By 1929, the mine ceased operations, due to poor metal prices worldwide and the exhaustion of the higher grade reserve. Total production for the period 1919-1929 had been 227, 343 oz of silver and 1,795 tonnes of lead.

== University of Queensland experimental mine ==
Over the next two decades, the mine remained closed. Shafts and tunnels collapsed as timber rotted, and the land was susceptible to flooding from the Brisbane River. The University of Queensland leased the site in 1951, totalling 6 hectares for its Department of Mining.
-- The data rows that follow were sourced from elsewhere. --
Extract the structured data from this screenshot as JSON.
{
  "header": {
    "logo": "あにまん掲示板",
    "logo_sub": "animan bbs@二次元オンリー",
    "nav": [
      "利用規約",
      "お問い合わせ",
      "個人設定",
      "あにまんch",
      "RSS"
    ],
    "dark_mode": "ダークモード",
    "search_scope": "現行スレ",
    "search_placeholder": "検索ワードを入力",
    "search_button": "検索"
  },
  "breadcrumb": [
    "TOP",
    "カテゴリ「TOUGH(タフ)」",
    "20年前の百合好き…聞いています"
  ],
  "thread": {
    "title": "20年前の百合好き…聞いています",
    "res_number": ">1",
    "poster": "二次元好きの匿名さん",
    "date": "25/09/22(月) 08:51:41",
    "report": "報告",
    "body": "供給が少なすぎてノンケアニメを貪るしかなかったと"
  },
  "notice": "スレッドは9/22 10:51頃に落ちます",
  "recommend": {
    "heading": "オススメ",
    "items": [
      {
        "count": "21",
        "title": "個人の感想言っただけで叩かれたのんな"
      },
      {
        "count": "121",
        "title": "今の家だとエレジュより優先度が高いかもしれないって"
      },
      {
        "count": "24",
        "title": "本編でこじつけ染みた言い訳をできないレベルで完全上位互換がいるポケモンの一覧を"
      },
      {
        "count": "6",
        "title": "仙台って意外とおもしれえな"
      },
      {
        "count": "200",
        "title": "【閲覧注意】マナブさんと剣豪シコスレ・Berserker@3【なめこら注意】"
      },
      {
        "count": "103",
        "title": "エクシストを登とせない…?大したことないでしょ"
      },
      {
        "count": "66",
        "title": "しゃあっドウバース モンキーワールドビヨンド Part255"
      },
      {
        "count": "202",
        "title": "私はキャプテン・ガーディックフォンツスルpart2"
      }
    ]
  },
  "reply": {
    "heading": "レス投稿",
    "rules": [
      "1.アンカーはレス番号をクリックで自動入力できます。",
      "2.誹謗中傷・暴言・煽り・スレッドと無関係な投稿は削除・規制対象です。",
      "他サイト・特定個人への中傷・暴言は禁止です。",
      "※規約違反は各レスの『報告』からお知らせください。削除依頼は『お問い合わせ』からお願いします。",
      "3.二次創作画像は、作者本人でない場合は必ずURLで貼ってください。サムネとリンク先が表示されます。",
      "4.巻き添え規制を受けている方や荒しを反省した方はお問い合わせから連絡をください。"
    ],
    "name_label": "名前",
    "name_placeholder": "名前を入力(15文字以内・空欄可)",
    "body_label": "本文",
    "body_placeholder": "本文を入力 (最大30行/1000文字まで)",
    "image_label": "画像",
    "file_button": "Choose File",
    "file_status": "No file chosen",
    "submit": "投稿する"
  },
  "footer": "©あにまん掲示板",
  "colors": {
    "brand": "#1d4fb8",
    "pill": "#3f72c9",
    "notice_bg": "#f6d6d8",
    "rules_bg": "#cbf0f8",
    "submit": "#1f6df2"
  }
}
The property was owned by Brisbane City Council, who sold it to the Queensland government. In 1956, the state government provided to mine site to the University granting it permanent and exclusive surface and underground rights.

The open-cut and underground workings resumed, offering the University an opportunity to manage it as a working mine and teaching facility. Three shafts exist – the main shaft sunk to a depth of 290 ft, a ventilation shaft sunk to 150 ft and an inclined shaft sunk 65 degrees horizontal to the mine's 140 ft level. This was established by students of the Colombo Plan to gain experience.

The mine is part of the Julius Kruttschnitt Mineral Research Centre.